By: Lynn Hogewood
March is a time for ushering in spring, and in 2023, spring has sprung early. I could tell by the pollen coating my car at the end of February, and the 75-80 degree days we have experienced so far this year. Spring traditionally brings the urge for spring cleaning; cleaning out the old and bringing in the new; and making space for the hope that spring brings. Most of think of our physical space when we think of spring cleaning, but spring cleaning is also a chance to declutter the mind, to re-fuel the body, and to fill the soul. For March, to promote your quality of life, health, and wellness, consider these strategies for spring cleaning.
The Merry Maids website includes a checklist and how-to tips for things like cleaning your baseboards or even cleaning your mattress: https://www.merrymaids.com/cleaning-tips/seasonal-cleaning/spring-cleaning-checklist/. Frankly, when I first saw this list, I was overwhelmed. So, I took a deep breath and realized that I did NOT have to do all of these things at once – or at all. Instead, I noted my top priority in my physical space – my basement bedroom and den. This was a priority because my daughter was bringing friends from college home with her for spring break. I had a deadline to clean the space for guests. That’s a funny thing about deadlines. My suggestion for cleaning your physical space: start with one room that’s a priority for you and give yourself a deadline.
Science supports that clearing out and discarding things from our physical space benefits our mind. “The benefits of decluttering have been expounded by experts as a means to boosting productivity, motivation, and creativity.” Spring Clean Your Mind, Headspace, by Sadia Ahmad. Another strategy for supporting a clearing of the mind is brain dumping. Practicing a morning or evening brain dump can be a helpful habit to start in this new spring season. When you let things out on paper – either by creating a list or journaling, you start your morning or close out your day with decluttering the mind of thoughts, stress, and the to-dos. You can clear your head and move forward with better clarity.
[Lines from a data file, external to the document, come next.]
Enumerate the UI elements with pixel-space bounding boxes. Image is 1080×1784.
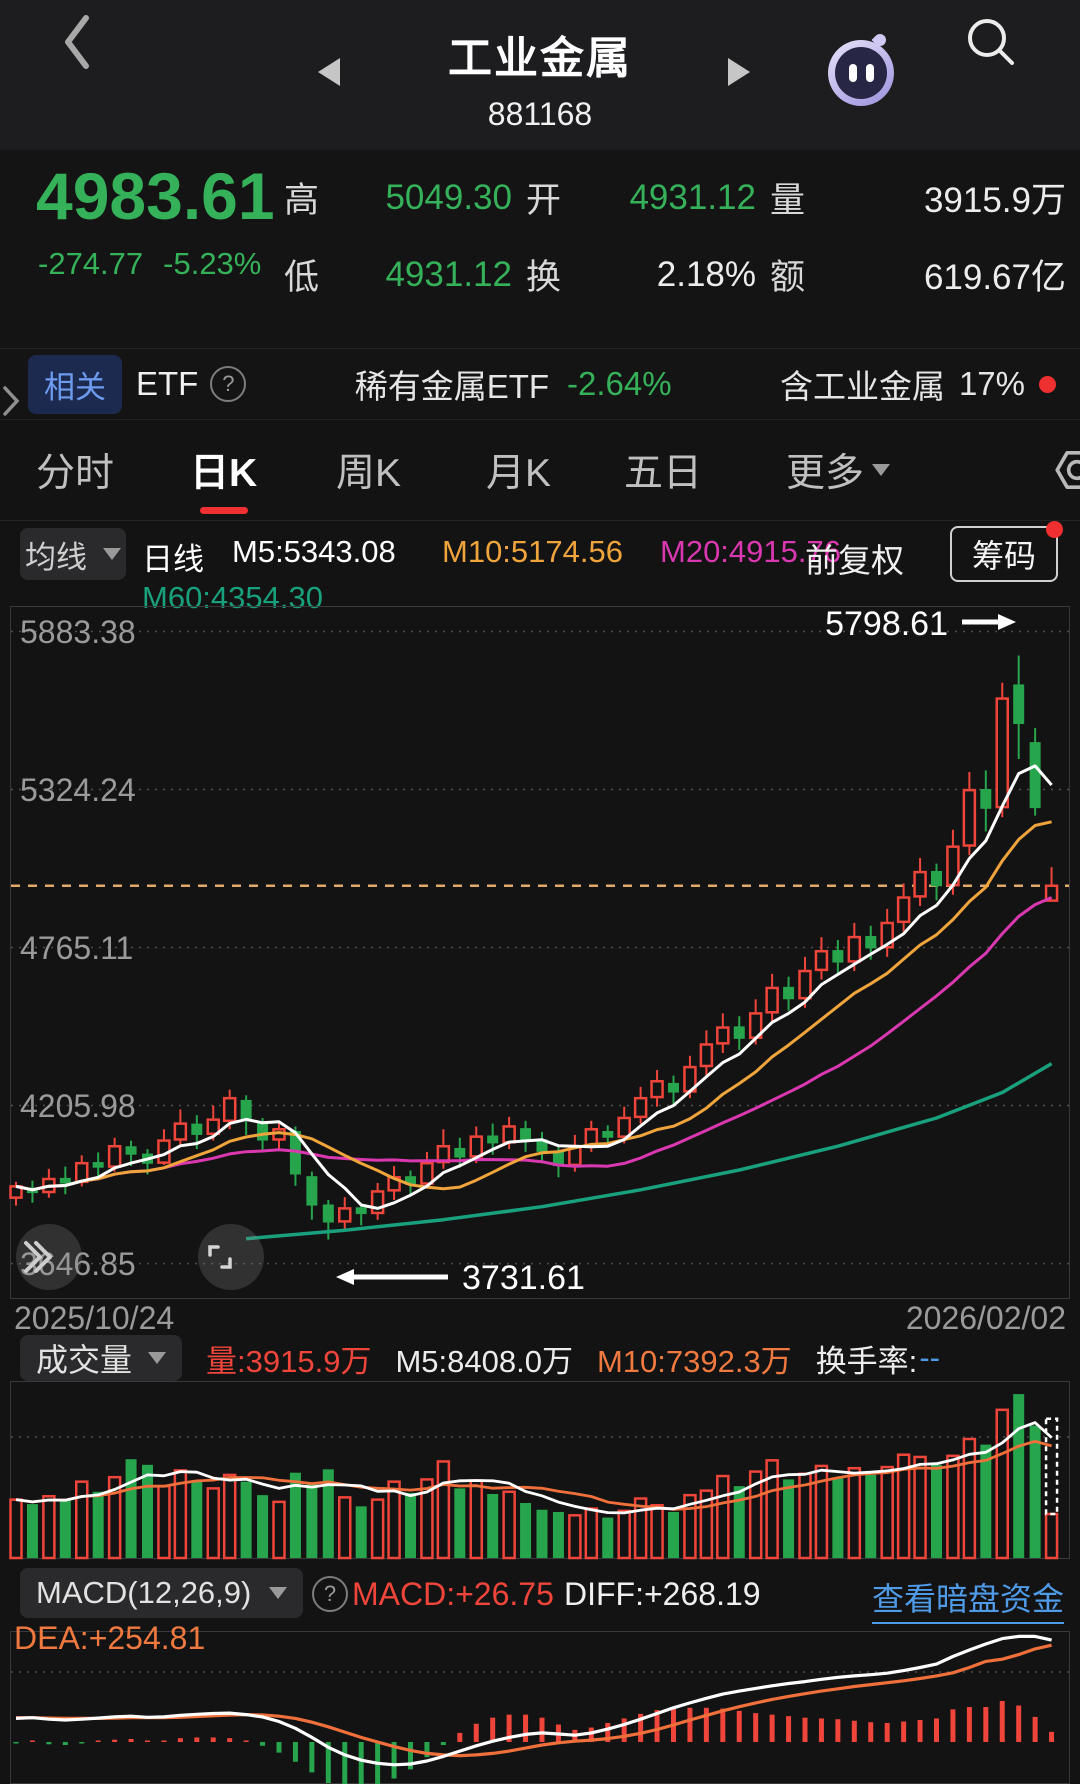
tab-five-day[interactable]: 五日 xyxy=(624,452,703,495)
volume-current: 量:3915.9万 xyxy=(206,1343,372,1379)
fullscreen-button[interactable] xyxy=(198,1224,264,1290)
date-start: 2025/10/24 xyxy=(14,1300,175,1336)
stat-value-turnover: 2.18% xyxy=(656,254,756,294)
kline-chart[interactable]: 5798.61 3731.61 xyxy=(0,605,1080,1300)
etf-holding-label: 含工业金属 xyxy=(779,368,945,405)
etf-name: 稀有金属ETF xyxy=(354,368,550,405)
dea-value: DEA:+254.81 xyxy=(14,1620,206,1656)
chevron-down-icon xyxy=(148,1352,167,1364)
fullscreen-icon xyxy=(208,1245,232,1269)
stat-label-turnover: 换 xyxy=(526,258,562,297)
tab-more-dropdown[interactable]: 更多 xyxy=(786,420,891,520)
stock-code: 881168 xyxy=(487,96,593,132)
prev-stock-button[interactable] xyxy=(318,58,340,86)
price-change: -274.77 xyxy=(38,246,144,281)
next-triangle-icon xyxy=(728,58,750,86)
collapse-panel-button[interactable] xyxy=(16,1224,82,1290)
prev-triangle-icon xyxy=(318,58,340,86)
search-icon xyxy=(968,19,1014,65)
help-icon[interactable]: ? xyxy=(210,366,247,402)
volume-bars xyxy=(9,1394,1069,1560)
low-annotation: 3731.61 xyxy=(336,1259,585,1297)
ma20-value: M20:4915.76 xyxy=(660,534,841,569)
y-axis-label: 4205.98 xyxy=(20,1088,136,1124)
tab-monthly-k[interactable]: 月K xyxy=(486,452,552,495)
header-bar: 工业金属 881168 xyxy=(0,0,1080,150)
page-title: 工业金属 xyxy=(448,34,632,83)
next-stock-button[interactable] xyxy=(728,58,750,86)
y-axis-label: 5324.24 xyxy=(20,772,136,808)
dark-pool-link[interactable]: 查看暗盘资金 xyxy=(871,1574,1064,1624)
macd-series xyxy=(11,1634,1069,1784)
kline-legend: 均线 日线 M5:5343.08 M10:5174.56 M20:4915.76… xyxy=(0,521,1080,615)
ma-dropdown-button[interactable]: 均线 xyxy=(20,528,126,580)
chevron-down-icon xyxy=(269,1587,288,1599)
volume-ma5: M5:8408.0万 xyxy=(395,1343,573,1379)
chevron-down-icon xyxy=(872,464,891,476)
ma5-value: M5:5343.08 xyxy=(232,534,396,569)
y-axis-label: 3646.85 xyxy=(20,1246,136,1282)
price-change-row: -274.77 -5.23% xyxy=(38,246,261,282)
stat-label-low: 低 xyxy=(284,258,320,297)
diff-value: DIFF:+268.19 xyxy=(564,1576,761,1612)
help-icon[interactable]: ? xyxy=(312,1576,348,1612)
volume-ma10: M10:7392.3万 xyxy=(596,1343,792,1379)
period-label: 日线 xyxy=(142,542,204,577)
volume-legend: 成交量 量:3915.9万 M5:8408.0万 M10:7392.3万 换手率… xyxy=(0,1335,1080,1381)
y-axis-label: 5883.38 xyxy=(20,614,136,650)
related-badge: 相关 xyxy=(28,354,122,414)
etf-label: ETF xyxy=(136,365,199,402)
chart-tab-bar: 分时 日K 周K 月K 五日 更多 xyxy=(0,420,1080,521)
chevron-down-icon xyxy=(103,548,121,560)
tab-weekly-k[interactable]: 周K xyxy=(336,452,402,495)
stat-value-open: 4931.12 xyxy=(629,177,756,217)
x-axis-dates: 2025/10/24 2026/02/02 xyxy=(0,1300,1080,1338)
notification-dot xyxy=(1039,375,1056,393)
quote-panel: 4983.61 -274.77 -5.23% 高 5049.30 开 4931.… xyxy=(0,150,1080,346)
assistant-robot-button[interactable] xyxy=(828,31,894,106)
ma60-value: M60:4354.30 xyxy=(142,580,323,615)
stat-label-high: 高 xyxy=(284,181,320,220)
macd-value: MACD:+26.75 xyxy=(352,1576,554,1612)
quote-stats-grid: 高 5049.30 开 4931.12 量 3915.9万 低 4931.12 … xyxy=(284,172,1066,300)
adjust-mode-toggle[interactable]: 前复权 xyxy=(805,542,904,579)
related-etf-row[interactable]: 相关 ETF ? 稀有金属ETF -2.64% 含工业金属 17% xyxy=(0,348,1080,420)
svg-text:5798.61: 5798.61 xyxy=(825,605,948,643)
svg-text:3731.61: 3731.61 xyxy=(462,1259,585,1297)
stat-label-open: 开 xyxy=(526,181,562,220)
stat-value-volume: 3915.9万 xyxy=(923,181,1066,220)
robot-face-icon xyxy=(835,47,887,99)
candlestick-series xyxy=(9,630,1069,1265)
y-axis-label: 4765.11 xyxy=(20,930,134,966)
current-price: 4983.61 xyxy=(36,159,275,233)
volume-dropdown-button[interactable]: 成交量 xyxy=(20,1335,183,1381)
volume-chart[interactable] xyxy=(0,1380,1080,1562)
tab-daily-k[interactable]: 日K xyxy=(190,420,257,520)
etf-change: -2.64% xyxy=(567,365,672,402)
macd-legend: MACD(12,26,9) ? MACD:+26.75 DIFF:+268.19… xyxy=(0,1568,1080,1664)
stat-value-amount: 619.67亿 xyxy=(923,258,1066,297)
gear-icon xyxy=(1055,450,1080,490)
macd-dropdown-button[interactable]: MACD(12,26,9) xyxy=(20,1568,304,1618)
stat-label-volume: 量 xyxy=(770,181,806,220)
notification-dot xyxy=(1046,521,1063,538)
tab-minute[interactable]: 分时 xyxy=(36,452,115,495)
stat-value-low: 4931.12 xyxy=(385,254,512,294)
stat-label-amount: 额 xyxy=(770,258,806,297)
high-annotation: 5798.61 xyxy=(825,605,1016,643)
back-chevron-icon xyxy=(65,15,89,69)
stat-value-high: 5049.30 xyxy=(385,177,512,217)
date-end: 2026/02/02 xyxy=(905,1300,1066,1336)
double-chevron-right-icon xyxy=(24,1241,52,1273)
active-tab-underline xyxy=(199,507,248,514)
turnover-label: 换手率: xyxy=(815,1343,918,1379)
price-change-pct: -5.23% xyxy=(163,246,262,281)
turnover-value: -- xyxy=(919,1340,940,1375)
chips-button[interactable]: 筹码 xyxy=(950,521,1063,582)
etf-holding-pct: 17% xyxy=(958,365,1025,402)
ma10-value: M10:5174.56 xyxy=(442,534,623,569)
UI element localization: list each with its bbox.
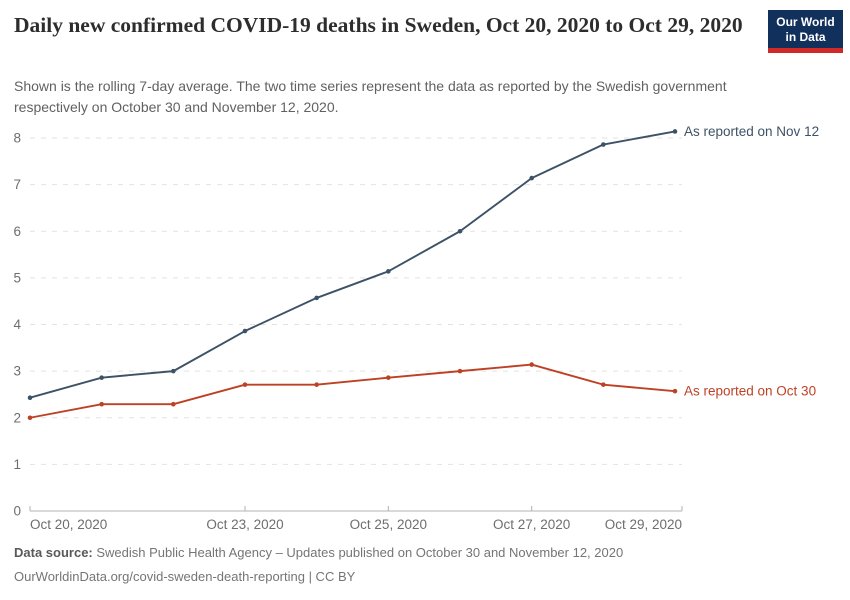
data-point [27,395,33,401]
data-point [314,382,319,387]
data-point [27,415,33,421]
data-point [99,375,104,380]
y-tick-label: 7 [13,177,21,192]
data-point [386,269,391,274]
chart-title: Daily new confirmed COVID-19 deaths in S… [14,13,743,37]
data-point [171,401,176,407]
data-point [457,368,463,374]
y-tick-label: 4 [13,317,21,332]
series-end-label-0: As reported on Nov 12 [684,124,819,139]
y-tick-label: 5 [13,270,21,285]
owid-logo[interactable]: Our World in Data [768,10,843,53]
x-tick-label: Oct 25, 2020 [350,517,427,532]
data-point [601,382,606,387]
data-point [99,401,104,407]
data-point [171,368,176,374]
x-tick-label: Oct 29, 2020 [605,517,682,532]
series-end-label-1: As reported on Oct 30 [684,384,816,399]
y-tick-label: 8 [13,131,21,146]
data-source-label: Data source: [14,545,93,560]
data-source-line: Data source: Swedish Public Health Agenc… [14,545,623,560]
data-point [386,375,391,380]
x-tick-label: Oct 27, 2020 [493,517,570,532]
chart-subtitle: Shown is the rolling 7-day average. The … [14,78,727,115]
data-point [601,142,606,147]
owid-logo-line2: in Data [785,30,826,44]
y-tick-label: 1 [13,457,21,472]
data-point [529,175,534,181]
owid-url-link[interactable]: OurWorldinData.org/covid-sweden-death-re… [14,569,356,584]
data-point [242,328,248,334]
data-point [672,129,678,134]
data-point [457,228,463,234]
data-point [314,295,319,301]
x-tick-label: Oct 23, 2020 [206,517,283,532]
data-point [529,362,534,367]
owid-logo-stripe [768,48,843,53]
y-tick-label: 6 [13,224,21,239]
owid-logo-line1: Our World [776,15,835,29]
y-tick-label: 2 [13,410,21,425]
data-point [242,382,248,387]
y-tick-label: 0 [13,504,21,519]
y-tick-label: 3 [13,364,21,379]
data-point [672,388,678,394]
series-line-0 [29,130,676,399]
data-source-text: Swedish Public Health Agency – Updates p… [92,545,624,560]
x-tick-label: Oct 20, 2020 [30,517,107,532]
series-line-1 [29,363,676,419]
March is Nutrition for Well-Being for National Nutrition Month, and the Alabama State Bar and Birmingham Bar Association both have nutrition based CLE options this month. As part of spring cleaning, consider cleaning up your diet to benefit your body. The spring season is a great time to reflect on what you are using to fuel your body. Perhaps taking a few days with a cleanse in a mindful, healthy way supports cleaning your body. Certainly, paying attention to how foods you choose affect you in good ways and in bad ways can allow you to prioritize those foods that renew and energize your body. Prioritizing nutrient-rich, whole foods and choosing foods that are right for you can set you up for success in the long run and lead to a cleaner, healthier, well-fueled body.
By cleaning out physical space, clearing the mind, and focusing on a clean, healthy body, the soul resets. You can welcome other things and activities that bring you joy, that fill your bucket – that cleanse your soul. The most used phrase for filling the soul these days is self-care, and spring cleaning may involve rebooting your self-care (soul-filling) routines. Our needs shift and change over time – with our obligations, our schedule, and even the weather. Let the new season motivate you to consider what fills your soul, what self-care activities are actually self-care. Take the time to tune in and consider how your current practices make you feel during and after. If these practices no longer serve you in this new season, make a change. Start with cleaning a small portion of your physical space, letting go of some things on your mind, and fueling your body to be its best; then, with better clarity and purpose, decide what you need to fill your soul.